To complete the CI/CD pipeline, I created a Cloud Build Trigger that’s linked up with the app’s Github repository. After connecting the repository and authenticating with my Github account, I specified the trigger event should be whenever there is a push to the main branch. With the creation of the trigger, the CI/CD pipeline is fully automated and pushing enhancements and bug fixes to the app is as simple as a git push.

Conclusion

Deploying this app on GCP has been a really interesting learning experience.
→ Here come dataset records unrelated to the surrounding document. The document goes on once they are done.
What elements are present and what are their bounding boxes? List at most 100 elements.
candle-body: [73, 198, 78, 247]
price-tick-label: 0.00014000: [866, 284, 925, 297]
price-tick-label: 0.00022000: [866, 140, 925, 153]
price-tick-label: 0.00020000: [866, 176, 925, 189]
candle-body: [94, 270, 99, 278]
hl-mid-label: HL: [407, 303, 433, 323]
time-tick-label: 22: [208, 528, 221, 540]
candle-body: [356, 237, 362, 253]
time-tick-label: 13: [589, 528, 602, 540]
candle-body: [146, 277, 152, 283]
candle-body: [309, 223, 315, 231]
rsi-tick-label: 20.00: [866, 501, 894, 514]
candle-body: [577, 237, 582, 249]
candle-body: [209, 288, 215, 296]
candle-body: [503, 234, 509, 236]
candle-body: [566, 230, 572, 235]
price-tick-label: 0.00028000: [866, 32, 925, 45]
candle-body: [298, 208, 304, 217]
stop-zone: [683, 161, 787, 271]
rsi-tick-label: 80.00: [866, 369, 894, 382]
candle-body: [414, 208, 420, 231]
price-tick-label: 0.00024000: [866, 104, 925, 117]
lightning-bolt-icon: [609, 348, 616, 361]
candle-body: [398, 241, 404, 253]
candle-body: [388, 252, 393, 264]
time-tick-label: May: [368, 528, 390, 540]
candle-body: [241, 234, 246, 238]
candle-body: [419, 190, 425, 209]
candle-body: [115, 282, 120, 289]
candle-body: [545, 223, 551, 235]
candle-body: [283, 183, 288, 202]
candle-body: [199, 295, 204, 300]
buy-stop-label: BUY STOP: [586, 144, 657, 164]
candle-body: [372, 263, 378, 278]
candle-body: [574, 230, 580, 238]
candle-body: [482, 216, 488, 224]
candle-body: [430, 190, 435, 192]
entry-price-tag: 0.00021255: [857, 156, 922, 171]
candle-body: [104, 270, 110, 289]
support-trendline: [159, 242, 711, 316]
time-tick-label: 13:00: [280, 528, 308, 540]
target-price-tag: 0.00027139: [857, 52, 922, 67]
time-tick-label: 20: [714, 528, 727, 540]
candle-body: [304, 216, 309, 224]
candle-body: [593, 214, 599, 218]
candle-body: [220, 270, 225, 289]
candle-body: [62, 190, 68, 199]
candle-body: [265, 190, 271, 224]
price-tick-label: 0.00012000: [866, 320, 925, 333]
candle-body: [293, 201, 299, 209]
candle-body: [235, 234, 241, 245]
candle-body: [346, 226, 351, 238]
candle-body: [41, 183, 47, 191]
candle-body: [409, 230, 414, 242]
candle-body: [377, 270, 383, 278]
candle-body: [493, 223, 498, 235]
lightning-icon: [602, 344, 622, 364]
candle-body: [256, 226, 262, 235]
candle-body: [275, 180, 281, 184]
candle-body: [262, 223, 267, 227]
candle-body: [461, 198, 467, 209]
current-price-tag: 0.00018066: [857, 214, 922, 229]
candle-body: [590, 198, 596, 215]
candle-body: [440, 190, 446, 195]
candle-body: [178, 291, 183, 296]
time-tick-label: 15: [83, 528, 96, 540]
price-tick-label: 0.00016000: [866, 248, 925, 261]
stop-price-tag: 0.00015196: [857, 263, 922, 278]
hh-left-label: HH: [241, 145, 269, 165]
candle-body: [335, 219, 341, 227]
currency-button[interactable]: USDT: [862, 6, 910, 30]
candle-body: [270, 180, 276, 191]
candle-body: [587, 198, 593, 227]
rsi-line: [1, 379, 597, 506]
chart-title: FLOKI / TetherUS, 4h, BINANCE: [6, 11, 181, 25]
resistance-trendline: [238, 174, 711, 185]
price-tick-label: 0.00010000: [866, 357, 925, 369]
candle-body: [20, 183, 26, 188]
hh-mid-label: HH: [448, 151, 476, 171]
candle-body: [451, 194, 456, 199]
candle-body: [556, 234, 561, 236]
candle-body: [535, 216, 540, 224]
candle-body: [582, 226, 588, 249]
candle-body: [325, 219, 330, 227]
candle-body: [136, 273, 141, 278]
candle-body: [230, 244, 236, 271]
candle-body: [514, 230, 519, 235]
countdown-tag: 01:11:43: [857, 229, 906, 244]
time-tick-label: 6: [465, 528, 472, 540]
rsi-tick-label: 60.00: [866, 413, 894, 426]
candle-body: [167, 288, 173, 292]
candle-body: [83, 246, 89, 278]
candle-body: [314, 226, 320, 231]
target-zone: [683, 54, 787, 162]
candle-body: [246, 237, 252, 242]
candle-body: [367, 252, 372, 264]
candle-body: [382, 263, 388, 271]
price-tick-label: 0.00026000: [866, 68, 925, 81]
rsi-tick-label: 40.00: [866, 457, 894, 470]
I’ve gotten my hands dirty with several key cloud concepts:

  • Building containerized applications with Docker (a bit more straight forward than expected)
  • Setting up automated CI/CD pipelines with Cloud Build
  • Configuring serverless deployments with Cloud Run
  • Managing custom domains in cloud environments

What started as a “I should probably learn cloud stuff this year” goal has turned into a fully functional web app with a professional deployment pipeline.

I’m also thinking about how to expand this project with other GCP services; maybe Cloud Functions for some backend processes, Cloud Storage for saving user data, or even a proper database integration. I’m also curious about adding monitoring tools to see how people are actually using the calculator.

If, by chance, you’re also trying to level up your cloud skills, I highly recommend picking a small project like this and just diving in. I’ve used a few video course resources and a couple of books here and there, but my experience has been that there’s no substitute for the “ah ha” moments you get when taking something from your local machine all the way to production.